Harvard Beats Yale 29-29
Crit
In 1968, when I was 14, the Tet offensive ended significant U.S. popular support for the Vietnam War, and, essentially, Lyndon Johnson's presidency; Dr. King was assassinated in Memphis; Bobby Kennedy was assassinated in Los Angeles; Chicago police bashed in young people's skulls and a party's soul; Richard Nixon was elected president; and then a football game was played in Cambridge, Massachusetts.
Young fans of college football might be surprised to know that Harvard-Yale ever meant anything to anyone who didn't spend four years in Cambridge or New Haven, but it is so. By '68, though, that era seemed to be past--except that Yale somehow managed to attract a running back good enough to star for the Dallas Cowboys afterward, and a quarterback who could throw, run, and lead (and who had enough personality to become a character in a comic strip being started by another Yalie at the time), and the Elis entered the final game improbably ranked 14th in the nation, and heavily favored to complete a perfect season at the expense of the Crimson. But even more improbably, Harvard was 8-0 also--the first time since the teens both teams had brought perfect records into what they like to call The Game.
Only one could remain perfect, though, and with Calvin Hill and God, as teammates called Brian Dowling (before Garry Trudeau started calling him BD), on the Yale roster, the Elis made it clear which team would leave 9-0 by taking a 22-0 lead in the first half. With 4 minutes left, Yale was driving toward a score that would pad its 29-13 lead, and even the fumble that short-circuited that drive didn't really matter: Harvard was 86 yards and another touchdown and two two-point conversions away from tying, and the clock showed 3 minutes left.
The title of the film (lifted from a Harvard Crimson headline the next day--a better headline than I ever wrote in my 13 years of writing pretty good headlines) is a spoiler, of course, but even knowing that, you won't believe what transpires. Two people in the audience with me were at the game, and one commented after the film that it was so effective that she kept hoping maybe it would turn out differently this time.
The filmmakers--who, granted, would have to work hard to screw up material like this--do a masterful job of interweaving the television footage with interviews of players (including Dowling, a Harvard guard named Tommy Lee Jones, and Frank Champi, the backup Harvard quarterback sent in to mop up after Yale built its insurmountable lead).

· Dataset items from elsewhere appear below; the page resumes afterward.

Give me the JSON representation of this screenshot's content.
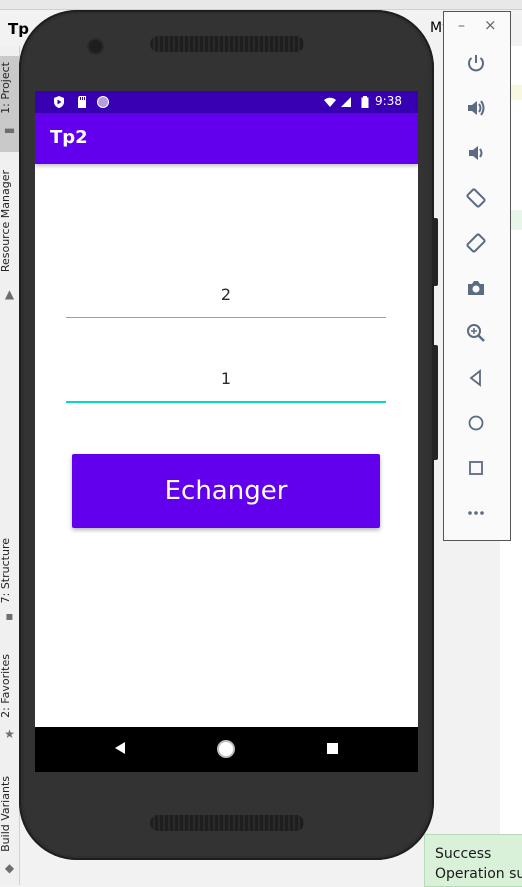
{
  "ide": {
    "project_title": "Tp",
    "right_header_text": "My",
    "left_tabs": {
      "project": "1: Project",
      "resource_manager": "Resource Manager",
      "structure": "7: Structure",
      "favorites": "2: Favorites",
      "build_variants": "Build Variants"
    },
    "toast": {
      "title": "Success",
      "message": "Operation suc"
    }
  },
  "emulator_toolbar": {
    "minimize": "–",
    "close": "×",
    "buttons": [
      "power-icon",
      "volume-up-icon",
      "volume-down-icon",
      "rotate-left-icon",
      "rotate-right-icon",
      "camera-icon",
      "zoom-icon",
      "back-icon",
      "home-icon",
      "overview-icon",
      "more-icon"
    ]
  },
  "device": {
    "status_bar": {
      "time": "9:38",
      "left_icons": [
        "play-protect-icon",
        "sd-card-icon",
        "sync-icon"
      ],
      "right_icons": [
        "wifi-icon",
        "signal-icon",
        "battery-icon"
      ]
    },
    "app": {
      "title": "Tp2",
      "field1_value": "2",
      "field2_value": "1",
      "button_label": "Echanger"
    },
    "colors": {
      "primary": "#6200ee",
      "primary_dark": "#3700b3",
      "accent": "#03dac5"
    }
  }
}
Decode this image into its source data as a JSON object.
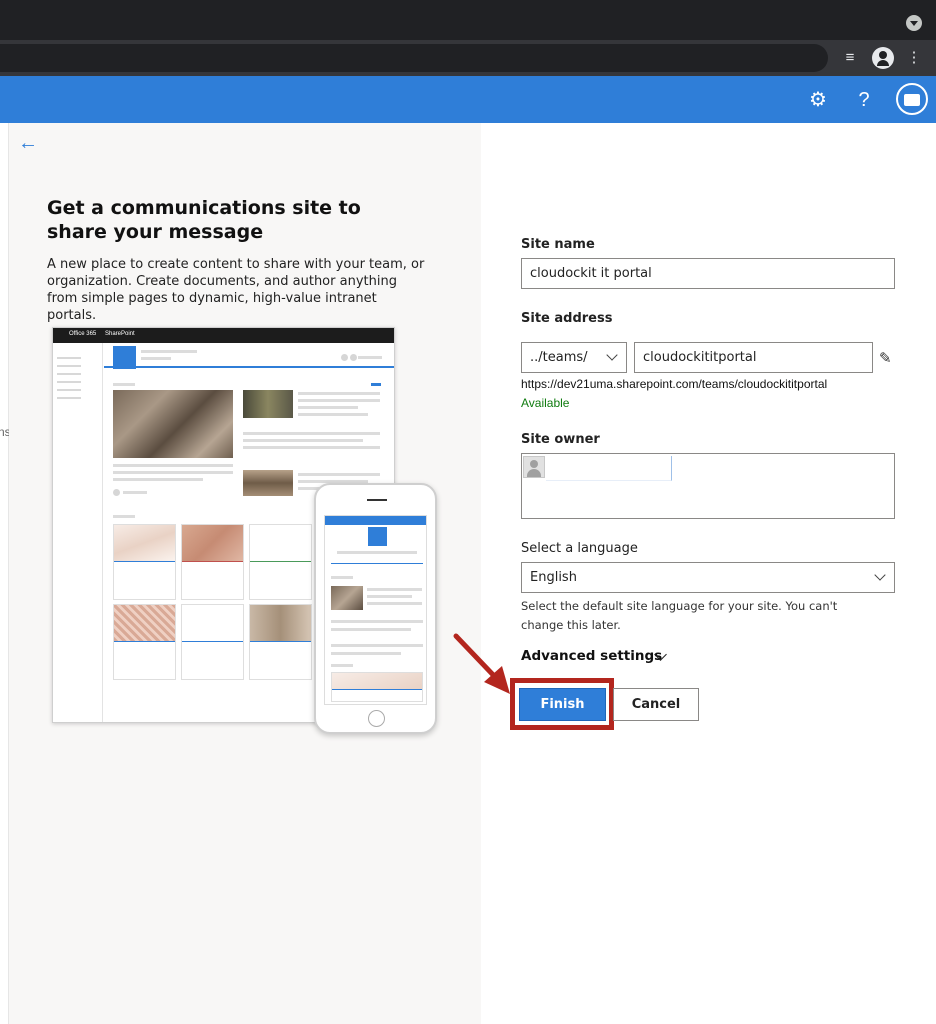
{
  "browser": {
    "icons": [
      "tab-search-icon",
      "media-control-icon",
      "profile-icon",
      "menu-icon"
    ]
  },
  "suite": {
    "icons": [
      "settings-icon",
      "help-icon",
      "account-avatar"
    ],
    "help_glyph": "?"
  },
  "left_sliver": {
    "text": "ns"
  },
  "info": {
    "headline": "Get a communications site to share your message",
    "description": "A new place to create content to share with your team, or organization. Create documents, and author anything from simple pages to dynamic, high-value intranet portals.",
    "illustration": {
      "suite_label": "Office 365",
      "app_label": "SharePoint"
    }
  },
  "form": {
    "site_name_label": "Site name",
    "site_name_value": "cloudockit it portal",
    "site_address_label": "Site address",
    "site_address_prefix": "../teams/",
    "site_address_value": "cloudockititportal",
    "site_url": "https://dev21uma.sharepoint.com/teams/cloudockititportal",
    "availability": "Available",
    "site_owner_label": "Site owner",
    "language_label": "Select a language",
    "language_value": "English",
    "language_help": "Select the default site language for your site. You can't change this later.",
    "advanced_label": "Advanced settings",
    "finish_label": "Finish",
    "cancel_label": "Cancel"
  },
  "colors": {
    "suite_blue": "#2f7ed8",
    "available_green": "#107c10",
    "highlight_red": "#b3261e"
  }
}
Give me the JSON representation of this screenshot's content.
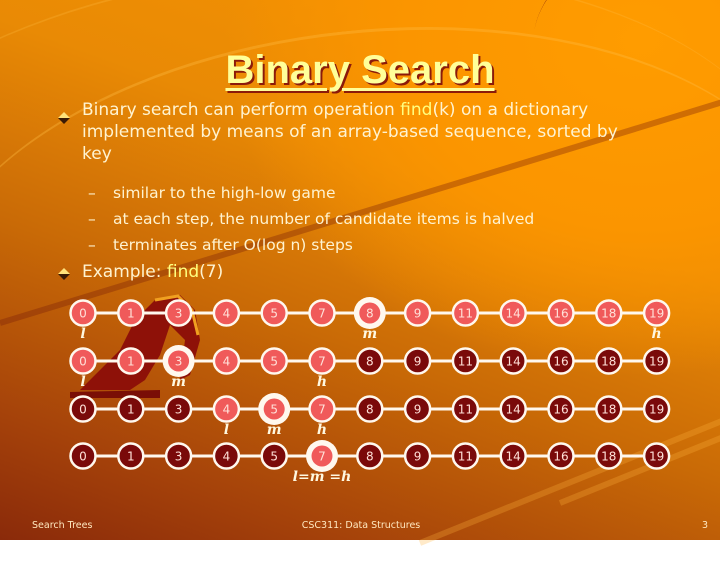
{
  "slide": {
    "title": "Binary Search",
    "bullets": [
      {
        "parts": [
          {
            "text": "Binary search can perform operation ",
            "hl": false
          },
          {
            "text": "find",
            "hl": true
          },
          {
            "text": "(k) on a dictionary implemented by means of an array-based sequence, sorted by key",
            "hl": false
          }
        ],
        "sub": [
          "similar to the high-low game",
          "at each step, the number of candidate items is halved",
          "terminates after O(log n) steps"
        ]
      },
      {
        "parts": [
          {
            "text": "Example: ",
            "hl": false
          },
          {
            "text": "find",
            "hl": true
          },
          {
            "text": "(7)",
            "hl": false
          }
        ]
      }
    ],
    "sub_dash": "–"
  },
  "array": {
    "values": [
      "0",
      "1",
      "3",
      "4",
      "5",
      "7",
      "8",
      "9",
      "11",
      "14",
      "16",
      "18",
      "19"
    ],
    "steps": [
      {
        "active": [
          0,
          12
        ],
        "mid": 6,
        "labels": [
          {
            "index": 0,
            "text": "l"
          },
          {
            "index": 6,
            "text": "m"
          },
          {
            "index": 12,
            "text": "h"
          }
        ]
      },
      {
        "active": [
          0,
          5
        ],
        "mid": 2,
        "labels": [
          {
            "index": 0,
            "text": "l"
          },
          {
            "index": 2,
            "text": "m"
          },
          {
            "index": 5,
            "text": "h"
          }
        ]
      },
      {
        "active": [
          3,
          5
        ],
        "mid": 4,
        "labels": [
          {
            "index": 3,
            "text": "l"
          },
          {
            "index": 4,
            "text": "m"
          },
          {
            "index": 5,
            "text": "h"
          }
        ]
      },
      {
        "active": [
          5,
          5
        ],
        "mid": 5,
        "labels": [
          {
            "index": 5,
            "text": "l=m =h"
          }
        ]
      }
    ],
    "colors": {
      "active": "#f05a5a",
      "eliminated": "#7a0a0a",
      "ring": "#fff8ee",
      "label": "#fff8e0"
    }
  },
  "footer": {
    "left": "Search Trees",
    "center": "CSC311: Data Structures",
    "page": "3"
  }
}
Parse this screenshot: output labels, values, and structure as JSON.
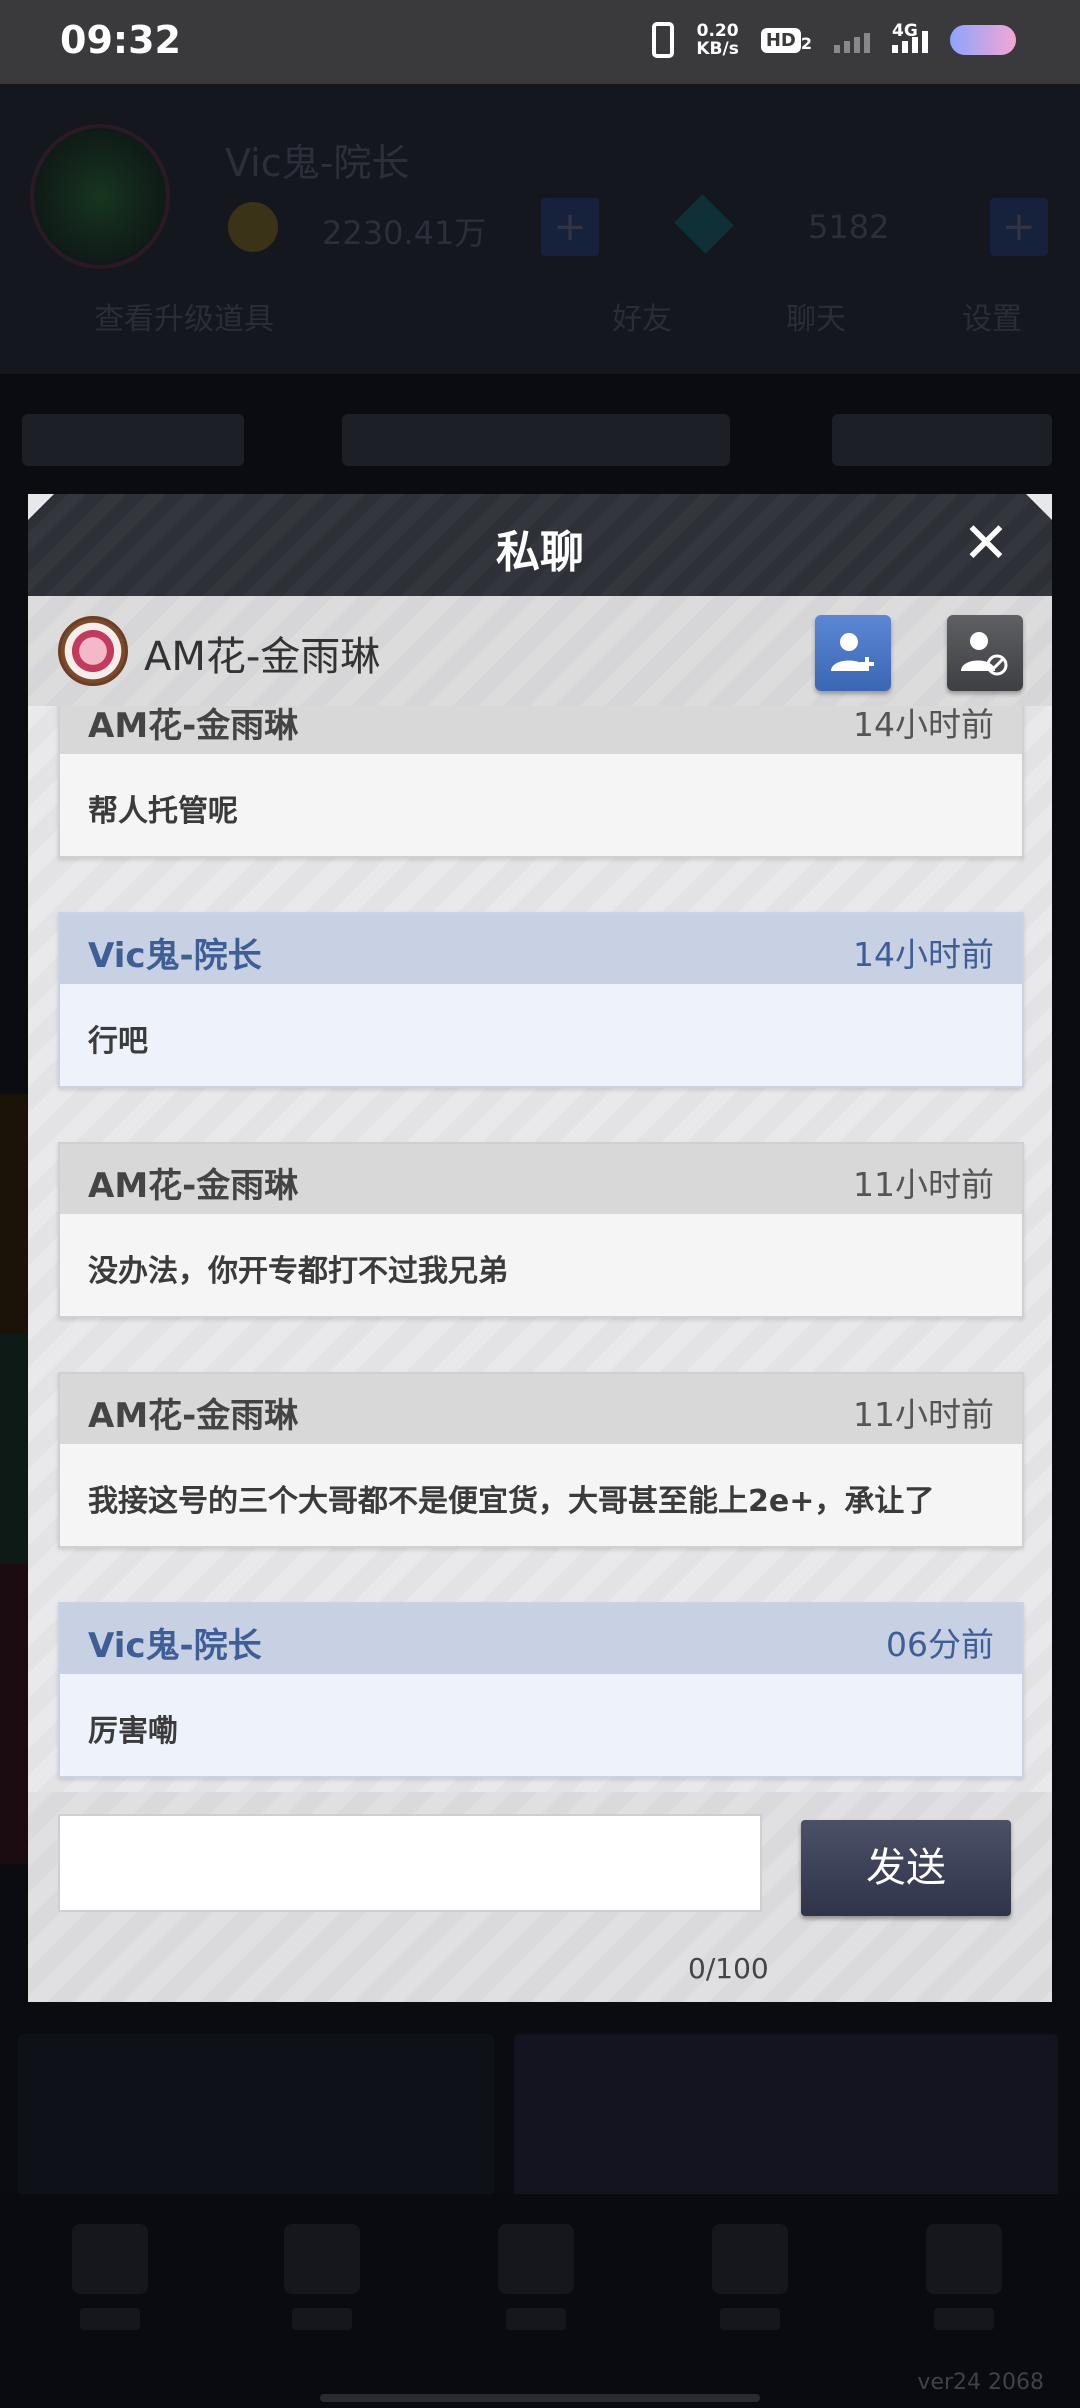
{
  "status_bar": {
    "time": "09:32",
    "net_speed_value": "0.20",
    "net_speed_unit": "KB/s",
    "hd_label": "HD",
    "hd_sub": "2",
    "network_type": "4G"
  },
  "background": {
    "player_name": "Vic鬼-院长",
    "coins": "2230.41万",
    "gems": "5182",
    "row_texts": [
      "查看升级道具",
      "好友",
      "聊天",
      "设置"
    ],
    "version": "ver24  2068"
  },
  "dialog": {
    "title": "私聊",
    "close_icon": "close-icon",
    "peer": {
      "name": "AM花-金雨琳",
      "add_friend_icon": "add-friend-icon",
      "block_icon": "block-user-icon"
    },
    "messages": [
      {
        "sender": "AM花-金雨琳",
        "time": "14小时前",
        "text": "帮人托管呢",
        "self": false
      },
      {
        "sender": "Vic鬼-院长",
        "time": "14小时前",
        "text": "行吧",
        "self": true
      },
      {
        "sender": "AM花-金雨琳",
        "time": "11小时前",
        "text": "没办法，你开专都打不过我兄弟",
        "self": false
      },
      {
        "sender": "AM花-金雨琳",
        "time": "11小时前",
        "text": "我接这号的三个大哥都不是便宜货，大哥甚至能上2e+，承让了",
        "self": false
      },
      {
        "sender": "Vic鬼-院长",
        "time": "06分前",
        "text": "厉害嘞",
        "self": true
      }
    ],
    "input": {
      "value": "",
      "placeholder": "",
      "send_label": "发送",
      "char_count": "0/100"
    }
  },
  "colors": {
    "self_header": "#c7d1e3",
    "self_name": "#3f5e96",
    "other_header": "#d8d8d9",
    "send_button": "#3a3f55"
  }
}
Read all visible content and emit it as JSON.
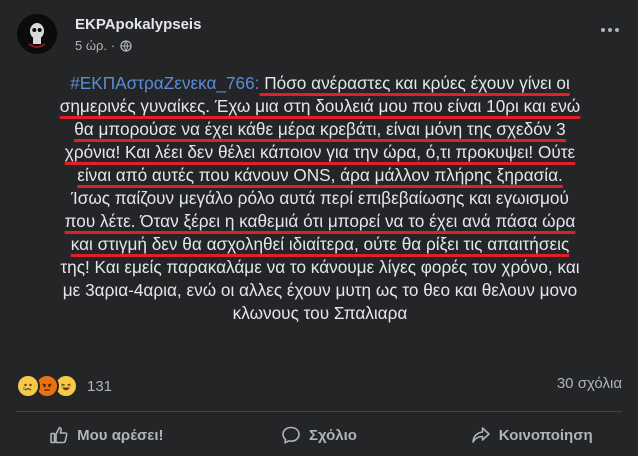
{
  "post": {
    "author": "EKPApokalypseis",
    "time": "5 ώρ. ·",
    "privacy_icon": "globe-icon",
    "hashtag": "#ΕΚΠΑστραΖενεκα_766:",
    "lines": [
      " Πόσο ανέραστες και κρύες έχουν γίνει οι",
      "σημερινές γυναίκες. Έχω μια στη δουλειά μου που είναι 10ρι και ενώ",
      "θα μπορούσε να έχει κάθε μέρα κρεβάτι, είναι μόνη της σχεδόν 3",
      "χρόνια! Και λέει δεν θέλει κάποιον για την ώρα, ό,τι προκυψει! Ούτε",
      "είναι από αυτές που κάνουν ONS, άρα μάλλον πλήρης ξηρασία.",
      "Ίσως παίζουν μεγάλο ρόλο αυτά περί επιβεβαίωσης και εγωισμού",
      "που λέτε. Όταν ξέρει η καθεμιά ότι μπορεί να το έχει ανά πάσα ώρα",
      "και στιγμή δεν θα ασχοληθεί ιδιαίτερα, ούτε θα ρίξει τις απαιτήσεις",
      "της! Και εμείς παρακαλάμε να το κάνουμε λίγες φορές τον χρόνο, και",
      "με 3αρια-4αρια, ενώ οι αλλες έχουν μυτη ως το θεο και θελουν μονο",
      "κλωνους του Σπαλιαρα"
    ]
  },
  "reactions": {
    "icons": [
      "sad-face-icon",
      "angry-face-icon",
      "laughing-face-icon"
    ],
    "count": "131",
    "comments": "30 σχόλια"
  },
  "actions": {
    "like": "Μου αρέσει!",
    "comment": "Σχόλιο",
    "share": "Κοινοποίηση"
  },
  "colors": {
    "background": "#242526",
    "text": "#e4e6eb",
    "muted": "#b0b3b8",
    "hashtag": "#5b8dd9",
    "underline": "#e41e26"
  }
}
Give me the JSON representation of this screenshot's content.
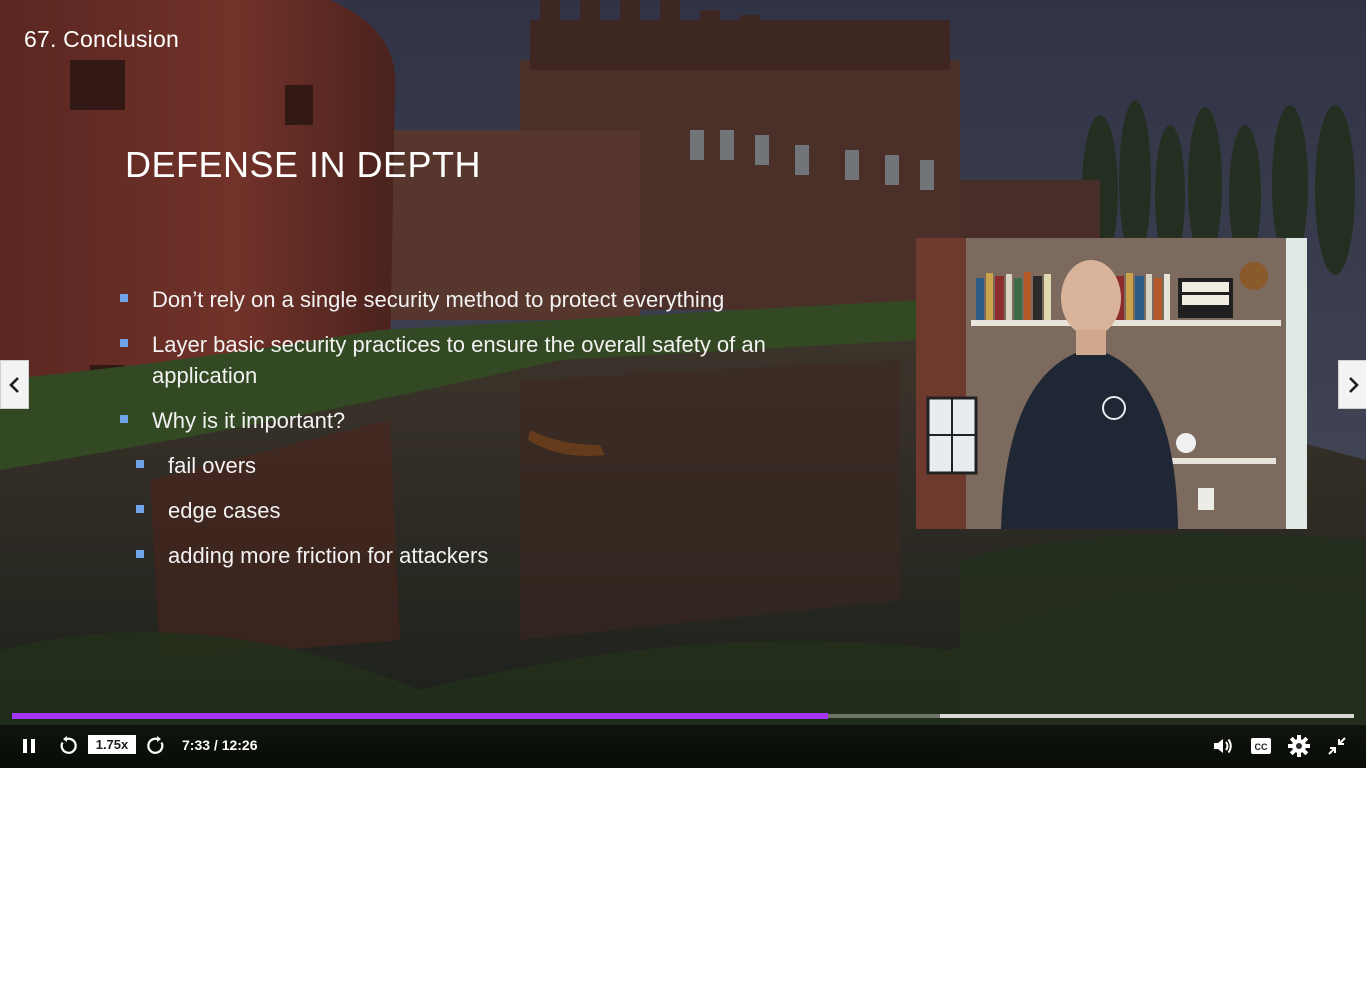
{
  "lecture": {
    "title": "67. Conclusion"
  },
  "slide": {
    "heading": "DEFENSE IN DEPTH",
    "bullets": [
      "Don’t rely on a single security method to protect everything",
      "Layer basic security practices to ensure the overall safety of an application",
      "Why is it important?"
    ],
    "sub_bullets": [
      "fail overs",
      "edge cases",
      "adding more friction for attackers"
    ]
  },
  "player": {
    "speed": "1.75x",
    "time": "7:33 / 12:26",
    "progress_fraction": 0.608,
    "buffered_fraction": 0.692,
    "accent": "#a435f0",
    "bullet_color": "#6fa4e8",
    "cc_label": "CC"
  },
  "icons": [
    "pause-icon",
    "rewind-icon",
    "forward-icon",
    "volume-icon",
    "captions-icon",
    "settings-icon",
    "exit-fullscreen-icon",
    "chevron-left-icon",
    "chevron-right-icon"
  ]
}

The politics of the time is a big part of the text--one Harvard defensive back, Pat Conroy (not the author), was a 24-year-old Vietnam vet, and other members of both teams held predictably conservative views, but most seem to have been antiwar, at least by November 1968, and some--like Dowling--were avowedly apolitical, and just wanted to be left alone to play the game.
The flip side, of course, is the admission by more than one participant that this was "just a game." Right: just a game people still talk about and replay and argue officiating calls from and agonize over 40 years later. Well, see the film before you judge their priorities.